Rationale: Nuclear receptor Nur77, also known as NR4A1, TR3, or NGFI-B, is expressed in human atherosclerotic lesions in macrophages, endothelial cells, T cells and smooth muscle cells. Macrophages play a critical role in atherosclerosis and the function of Nur77 in lesion macrophages has not yet been investigated. Objective: This study aims to delineate the function of Nur77 in macrophages and to assess the effect of bone marrow-specific deficiency of Nur77 on atherosclerosis. Methods and Results: We investigated Nur77 in macrophage polarization using bone marrow-derived macrophages (BMM) from wild-type and Nur77-knockout (Nur77 -/-) mice.
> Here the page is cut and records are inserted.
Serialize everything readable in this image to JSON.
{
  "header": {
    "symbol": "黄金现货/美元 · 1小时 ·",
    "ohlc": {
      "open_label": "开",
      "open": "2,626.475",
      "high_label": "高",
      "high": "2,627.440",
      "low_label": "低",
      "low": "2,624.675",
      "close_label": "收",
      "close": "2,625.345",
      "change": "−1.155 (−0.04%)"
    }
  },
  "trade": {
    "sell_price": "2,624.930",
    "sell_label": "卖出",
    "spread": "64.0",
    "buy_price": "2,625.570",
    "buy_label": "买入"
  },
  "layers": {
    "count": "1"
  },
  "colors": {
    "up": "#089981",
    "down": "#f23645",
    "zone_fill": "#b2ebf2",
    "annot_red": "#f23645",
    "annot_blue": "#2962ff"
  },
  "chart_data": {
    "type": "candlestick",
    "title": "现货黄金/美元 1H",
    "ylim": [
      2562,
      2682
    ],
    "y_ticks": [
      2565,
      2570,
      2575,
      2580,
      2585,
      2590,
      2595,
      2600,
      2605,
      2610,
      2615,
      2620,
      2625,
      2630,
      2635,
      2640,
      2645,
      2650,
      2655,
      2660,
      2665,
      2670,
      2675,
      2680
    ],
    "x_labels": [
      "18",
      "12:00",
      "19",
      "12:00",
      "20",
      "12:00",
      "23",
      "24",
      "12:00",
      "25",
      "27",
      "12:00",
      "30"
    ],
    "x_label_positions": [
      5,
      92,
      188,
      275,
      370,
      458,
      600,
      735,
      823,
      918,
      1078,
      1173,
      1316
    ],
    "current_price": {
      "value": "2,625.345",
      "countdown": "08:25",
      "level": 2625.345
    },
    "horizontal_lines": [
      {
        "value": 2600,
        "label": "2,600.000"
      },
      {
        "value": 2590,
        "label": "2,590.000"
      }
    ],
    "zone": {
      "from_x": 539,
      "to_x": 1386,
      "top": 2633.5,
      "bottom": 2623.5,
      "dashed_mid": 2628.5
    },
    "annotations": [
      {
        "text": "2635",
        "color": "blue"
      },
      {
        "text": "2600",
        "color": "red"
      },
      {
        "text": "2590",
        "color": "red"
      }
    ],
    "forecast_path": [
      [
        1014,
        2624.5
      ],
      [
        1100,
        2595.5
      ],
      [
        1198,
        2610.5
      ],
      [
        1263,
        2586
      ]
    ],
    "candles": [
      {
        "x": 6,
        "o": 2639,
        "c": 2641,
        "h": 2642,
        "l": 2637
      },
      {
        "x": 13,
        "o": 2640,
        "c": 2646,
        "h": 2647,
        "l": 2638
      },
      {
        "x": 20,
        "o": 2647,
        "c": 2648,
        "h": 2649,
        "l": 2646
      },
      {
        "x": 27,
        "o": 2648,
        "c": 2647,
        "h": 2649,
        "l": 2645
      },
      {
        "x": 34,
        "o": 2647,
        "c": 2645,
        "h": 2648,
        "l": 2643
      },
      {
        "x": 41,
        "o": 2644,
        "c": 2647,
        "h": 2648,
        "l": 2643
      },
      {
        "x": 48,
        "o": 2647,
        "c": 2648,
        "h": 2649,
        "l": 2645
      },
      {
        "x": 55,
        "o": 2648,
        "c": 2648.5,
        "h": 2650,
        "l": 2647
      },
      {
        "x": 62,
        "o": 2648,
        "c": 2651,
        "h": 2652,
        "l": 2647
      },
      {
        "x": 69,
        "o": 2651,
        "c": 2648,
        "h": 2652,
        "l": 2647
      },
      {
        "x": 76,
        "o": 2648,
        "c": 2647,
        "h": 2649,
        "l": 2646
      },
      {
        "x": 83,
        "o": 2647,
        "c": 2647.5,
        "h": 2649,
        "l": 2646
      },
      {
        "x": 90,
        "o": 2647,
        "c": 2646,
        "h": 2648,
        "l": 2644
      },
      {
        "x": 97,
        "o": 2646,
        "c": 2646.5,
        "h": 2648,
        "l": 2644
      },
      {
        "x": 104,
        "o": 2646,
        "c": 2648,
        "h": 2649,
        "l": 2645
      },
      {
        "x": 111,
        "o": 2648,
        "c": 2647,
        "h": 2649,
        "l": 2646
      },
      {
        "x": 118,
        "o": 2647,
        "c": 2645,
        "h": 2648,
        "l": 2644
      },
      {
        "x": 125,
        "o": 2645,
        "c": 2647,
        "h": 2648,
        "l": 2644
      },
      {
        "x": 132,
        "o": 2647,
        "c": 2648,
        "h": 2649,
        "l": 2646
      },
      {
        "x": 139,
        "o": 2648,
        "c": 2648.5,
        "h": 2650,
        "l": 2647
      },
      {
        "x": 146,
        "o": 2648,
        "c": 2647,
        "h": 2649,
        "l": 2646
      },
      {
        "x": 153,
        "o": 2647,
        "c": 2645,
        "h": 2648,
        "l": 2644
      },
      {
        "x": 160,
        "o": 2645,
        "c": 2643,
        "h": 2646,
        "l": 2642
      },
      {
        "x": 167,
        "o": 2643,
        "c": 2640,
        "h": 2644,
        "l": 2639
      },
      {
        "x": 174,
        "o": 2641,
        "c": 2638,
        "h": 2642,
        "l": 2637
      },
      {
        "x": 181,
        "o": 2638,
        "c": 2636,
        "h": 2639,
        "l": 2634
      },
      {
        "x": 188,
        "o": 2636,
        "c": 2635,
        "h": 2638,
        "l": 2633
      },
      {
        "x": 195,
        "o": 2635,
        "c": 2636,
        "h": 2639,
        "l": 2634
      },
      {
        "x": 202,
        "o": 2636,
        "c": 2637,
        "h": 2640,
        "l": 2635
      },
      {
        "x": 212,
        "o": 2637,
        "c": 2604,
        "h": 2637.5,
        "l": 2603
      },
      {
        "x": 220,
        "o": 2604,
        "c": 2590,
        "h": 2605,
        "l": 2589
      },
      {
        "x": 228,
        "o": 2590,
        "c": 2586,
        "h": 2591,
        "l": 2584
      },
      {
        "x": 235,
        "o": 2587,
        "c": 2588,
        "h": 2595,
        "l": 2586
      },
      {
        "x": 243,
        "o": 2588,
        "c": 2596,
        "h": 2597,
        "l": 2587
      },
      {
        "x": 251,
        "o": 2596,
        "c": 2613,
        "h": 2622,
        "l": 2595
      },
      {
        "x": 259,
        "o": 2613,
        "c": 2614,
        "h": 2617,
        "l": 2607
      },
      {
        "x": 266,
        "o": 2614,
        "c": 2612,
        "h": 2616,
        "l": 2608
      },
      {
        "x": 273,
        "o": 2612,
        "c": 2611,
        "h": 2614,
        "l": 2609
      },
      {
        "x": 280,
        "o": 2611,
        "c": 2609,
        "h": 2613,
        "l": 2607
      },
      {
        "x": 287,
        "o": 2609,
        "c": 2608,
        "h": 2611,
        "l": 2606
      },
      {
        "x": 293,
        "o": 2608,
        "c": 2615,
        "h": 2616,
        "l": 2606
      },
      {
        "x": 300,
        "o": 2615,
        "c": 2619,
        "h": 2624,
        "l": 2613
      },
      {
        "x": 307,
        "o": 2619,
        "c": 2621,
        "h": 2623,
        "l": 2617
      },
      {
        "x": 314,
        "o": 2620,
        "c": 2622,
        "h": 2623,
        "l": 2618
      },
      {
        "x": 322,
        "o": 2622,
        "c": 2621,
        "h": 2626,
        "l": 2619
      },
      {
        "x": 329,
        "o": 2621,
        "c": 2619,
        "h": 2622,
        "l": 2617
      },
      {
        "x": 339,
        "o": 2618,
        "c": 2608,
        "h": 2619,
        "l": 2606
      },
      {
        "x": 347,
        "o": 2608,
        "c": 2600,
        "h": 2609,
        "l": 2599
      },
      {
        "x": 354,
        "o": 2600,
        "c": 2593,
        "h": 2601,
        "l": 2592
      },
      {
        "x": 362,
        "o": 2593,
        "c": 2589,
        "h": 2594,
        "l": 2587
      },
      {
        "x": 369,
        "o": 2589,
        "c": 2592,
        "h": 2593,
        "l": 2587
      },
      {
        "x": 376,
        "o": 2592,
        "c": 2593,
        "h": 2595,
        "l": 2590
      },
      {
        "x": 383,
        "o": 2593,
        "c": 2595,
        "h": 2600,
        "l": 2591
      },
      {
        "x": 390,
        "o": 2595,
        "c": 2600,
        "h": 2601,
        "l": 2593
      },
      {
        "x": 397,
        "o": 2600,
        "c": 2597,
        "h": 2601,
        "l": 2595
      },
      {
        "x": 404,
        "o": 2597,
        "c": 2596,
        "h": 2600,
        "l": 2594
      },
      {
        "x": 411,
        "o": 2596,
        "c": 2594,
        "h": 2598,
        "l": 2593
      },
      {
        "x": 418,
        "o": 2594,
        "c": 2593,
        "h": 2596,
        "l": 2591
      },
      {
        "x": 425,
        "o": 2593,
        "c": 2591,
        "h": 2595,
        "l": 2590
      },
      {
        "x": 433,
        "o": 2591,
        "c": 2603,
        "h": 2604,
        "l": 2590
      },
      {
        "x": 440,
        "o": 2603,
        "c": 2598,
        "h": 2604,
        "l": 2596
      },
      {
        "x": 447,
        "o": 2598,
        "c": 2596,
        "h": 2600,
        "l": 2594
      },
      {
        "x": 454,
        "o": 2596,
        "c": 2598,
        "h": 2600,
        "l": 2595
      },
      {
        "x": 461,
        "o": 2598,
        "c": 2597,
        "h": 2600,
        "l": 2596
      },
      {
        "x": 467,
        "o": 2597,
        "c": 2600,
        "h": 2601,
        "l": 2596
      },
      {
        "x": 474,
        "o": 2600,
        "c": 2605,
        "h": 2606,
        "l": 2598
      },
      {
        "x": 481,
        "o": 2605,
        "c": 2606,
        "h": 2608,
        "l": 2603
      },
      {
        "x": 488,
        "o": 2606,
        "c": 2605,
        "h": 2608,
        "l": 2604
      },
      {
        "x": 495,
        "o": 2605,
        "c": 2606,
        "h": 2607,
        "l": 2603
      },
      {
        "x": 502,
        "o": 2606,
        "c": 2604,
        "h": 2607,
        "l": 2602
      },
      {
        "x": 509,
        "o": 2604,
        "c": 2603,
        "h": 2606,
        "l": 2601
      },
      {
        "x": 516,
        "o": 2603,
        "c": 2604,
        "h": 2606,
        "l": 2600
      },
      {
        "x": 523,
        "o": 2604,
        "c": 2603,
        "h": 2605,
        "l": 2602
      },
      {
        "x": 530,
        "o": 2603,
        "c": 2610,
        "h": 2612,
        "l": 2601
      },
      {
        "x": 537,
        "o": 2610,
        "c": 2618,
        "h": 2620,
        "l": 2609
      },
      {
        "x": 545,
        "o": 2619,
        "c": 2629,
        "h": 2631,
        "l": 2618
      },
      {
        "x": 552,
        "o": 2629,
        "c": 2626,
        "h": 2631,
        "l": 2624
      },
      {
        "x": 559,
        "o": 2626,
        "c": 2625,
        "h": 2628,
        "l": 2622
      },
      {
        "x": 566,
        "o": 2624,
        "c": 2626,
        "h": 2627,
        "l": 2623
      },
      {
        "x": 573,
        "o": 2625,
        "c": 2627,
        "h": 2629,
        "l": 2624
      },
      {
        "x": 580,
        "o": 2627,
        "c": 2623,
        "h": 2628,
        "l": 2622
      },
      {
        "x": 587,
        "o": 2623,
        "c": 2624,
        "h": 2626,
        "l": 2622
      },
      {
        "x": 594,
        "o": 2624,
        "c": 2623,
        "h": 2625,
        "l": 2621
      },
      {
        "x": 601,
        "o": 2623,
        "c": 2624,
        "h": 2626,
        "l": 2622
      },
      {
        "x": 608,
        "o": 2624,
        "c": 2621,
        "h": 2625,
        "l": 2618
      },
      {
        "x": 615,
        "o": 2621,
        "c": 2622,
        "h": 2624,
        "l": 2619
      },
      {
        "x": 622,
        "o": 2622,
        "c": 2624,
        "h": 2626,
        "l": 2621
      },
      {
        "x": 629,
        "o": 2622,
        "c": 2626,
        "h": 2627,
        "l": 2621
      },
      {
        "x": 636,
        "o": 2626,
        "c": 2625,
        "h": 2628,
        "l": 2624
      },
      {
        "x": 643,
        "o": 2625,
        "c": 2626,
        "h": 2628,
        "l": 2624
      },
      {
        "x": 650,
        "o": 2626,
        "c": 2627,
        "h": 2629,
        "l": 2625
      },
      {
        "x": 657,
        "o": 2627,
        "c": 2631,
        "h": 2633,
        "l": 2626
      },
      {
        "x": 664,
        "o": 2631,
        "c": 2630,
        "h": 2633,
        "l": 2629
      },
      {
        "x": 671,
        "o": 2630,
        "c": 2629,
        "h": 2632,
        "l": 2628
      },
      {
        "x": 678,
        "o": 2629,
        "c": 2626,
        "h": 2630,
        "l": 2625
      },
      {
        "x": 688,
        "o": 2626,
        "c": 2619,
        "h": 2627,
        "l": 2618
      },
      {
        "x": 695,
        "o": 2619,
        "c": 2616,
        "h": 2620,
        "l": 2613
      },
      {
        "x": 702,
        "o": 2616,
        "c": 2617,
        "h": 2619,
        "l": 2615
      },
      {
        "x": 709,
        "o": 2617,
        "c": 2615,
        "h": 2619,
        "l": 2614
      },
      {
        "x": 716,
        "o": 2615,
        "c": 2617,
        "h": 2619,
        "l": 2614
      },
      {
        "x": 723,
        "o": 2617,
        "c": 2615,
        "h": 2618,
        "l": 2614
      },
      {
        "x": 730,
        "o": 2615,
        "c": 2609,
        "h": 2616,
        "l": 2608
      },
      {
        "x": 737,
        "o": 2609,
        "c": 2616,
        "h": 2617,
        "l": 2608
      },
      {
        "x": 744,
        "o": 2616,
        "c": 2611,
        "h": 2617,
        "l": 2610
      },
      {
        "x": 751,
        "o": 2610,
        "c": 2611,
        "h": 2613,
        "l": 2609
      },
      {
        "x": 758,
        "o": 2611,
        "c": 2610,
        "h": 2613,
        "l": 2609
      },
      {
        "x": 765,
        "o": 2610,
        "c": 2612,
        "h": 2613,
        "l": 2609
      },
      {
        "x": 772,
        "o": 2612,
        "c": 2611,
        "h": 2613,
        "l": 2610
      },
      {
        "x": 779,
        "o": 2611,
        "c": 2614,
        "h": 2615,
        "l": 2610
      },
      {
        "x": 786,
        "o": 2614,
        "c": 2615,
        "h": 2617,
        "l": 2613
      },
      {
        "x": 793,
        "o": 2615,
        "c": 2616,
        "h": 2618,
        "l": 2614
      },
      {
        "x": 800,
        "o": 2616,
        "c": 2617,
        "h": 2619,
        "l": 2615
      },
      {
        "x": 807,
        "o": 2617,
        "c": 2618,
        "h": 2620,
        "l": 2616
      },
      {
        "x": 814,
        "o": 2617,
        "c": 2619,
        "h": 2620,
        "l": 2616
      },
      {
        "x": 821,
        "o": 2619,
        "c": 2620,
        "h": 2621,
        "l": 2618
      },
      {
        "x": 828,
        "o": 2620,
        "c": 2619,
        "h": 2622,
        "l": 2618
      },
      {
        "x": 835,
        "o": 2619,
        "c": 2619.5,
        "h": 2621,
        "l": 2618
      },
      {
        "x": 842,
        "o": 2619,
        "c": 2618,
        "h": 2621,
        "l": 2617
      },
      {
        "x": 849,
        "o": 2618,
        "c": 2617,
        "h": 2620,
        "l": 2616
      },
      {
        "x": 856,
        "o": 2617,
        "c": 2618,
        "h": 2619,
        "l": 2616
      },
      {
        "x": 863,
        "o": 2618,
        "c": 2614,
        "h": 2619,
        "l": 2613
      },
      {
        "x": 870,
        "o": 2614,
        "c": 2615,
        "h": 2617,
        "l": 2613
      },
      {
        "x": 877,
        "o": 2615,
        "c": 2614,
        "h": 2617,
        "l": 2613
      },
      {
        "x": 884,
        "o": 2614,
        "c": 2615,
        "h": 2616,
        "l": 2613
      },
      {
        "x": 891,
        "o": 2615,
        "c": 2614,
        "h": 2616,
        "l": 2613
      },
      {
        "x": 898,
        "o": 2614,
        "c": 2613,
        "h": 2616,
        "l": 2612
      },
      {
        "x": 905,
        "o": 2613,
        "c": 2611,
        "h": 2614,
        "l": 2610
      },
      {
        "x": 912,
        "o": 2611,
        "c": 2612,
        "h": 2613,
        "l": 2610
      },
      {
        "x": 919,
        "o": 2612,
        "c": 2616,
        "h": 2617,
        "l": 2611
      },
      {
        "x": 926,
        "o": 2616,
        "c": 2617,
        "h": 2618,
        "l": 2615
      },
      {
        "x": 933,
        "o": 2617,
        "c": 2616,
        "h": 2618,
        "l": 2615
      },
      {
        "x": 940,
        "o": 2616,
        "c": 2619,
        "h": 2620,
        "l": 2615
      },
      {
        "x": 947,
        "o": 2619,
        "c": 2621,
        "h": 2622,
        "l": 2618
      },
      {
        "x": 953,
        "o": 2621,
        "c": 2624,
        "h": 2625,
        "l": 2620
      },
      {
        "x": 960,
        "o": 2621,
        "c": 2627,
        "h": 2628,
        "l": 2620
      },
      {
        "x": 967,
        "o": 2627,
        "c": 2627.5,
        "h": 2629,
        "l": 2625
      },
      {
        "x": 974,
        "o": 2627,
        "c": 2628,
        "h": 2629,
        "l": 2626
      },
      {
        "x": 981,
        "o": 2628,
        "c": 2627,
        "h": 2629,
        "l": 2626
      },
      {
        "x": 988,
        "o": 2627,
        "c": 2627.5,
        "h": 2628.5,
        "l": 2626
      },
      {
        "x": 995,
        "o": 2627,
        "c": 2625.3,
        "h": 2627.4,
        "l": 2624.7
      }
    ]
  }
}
Nur77 -/- BMM exhibit changed expression of M2-specific markers and an inflammatory M1-phenotype with enhanced expression of interleukin-12, IFNγ, and SDF-1α and increased NO synthesis in (non)-stimulated Nur77 -/- BMM cells. SDF-1α expression in nonstimulated Nur77 -/- BMM is repressed by Nur77 -/- and the chemoattractive activity of Nur77 -/- BMM is abolished by SDF-1α inhibiting antibodies. Furthermore, Nur77 -/- mice show enhanced thioglycollate-elicited migration of macrophages and B cells. The effect of bone marrow-specific deficiency of Nur77 -/- on atherosclerosis was studied in low density lipoprotein receptor-deficient (Ldlr) mice. Ldlr mice with a Nur77-deficient bone marrow transplant developed 2.1-fold larger atherosclerotic lesions than wild-type bone marrow-transplanted mice. These lesions contain more macrophages, T cells, smooth muscle cells and larger necrotic cores. SDF-1α expression is higher in lesions of Nur77-transplanted mice, which may explain the observed aggravation of lesion formation. Conclusions: In conclusion, in bone marrow-derived cells the nuclear receptor Nur77 -/- has an anti-inflammatory function, represses SDF-1α expression and inhibits atherosclerosis. © 2011 American Heart Association, Inc.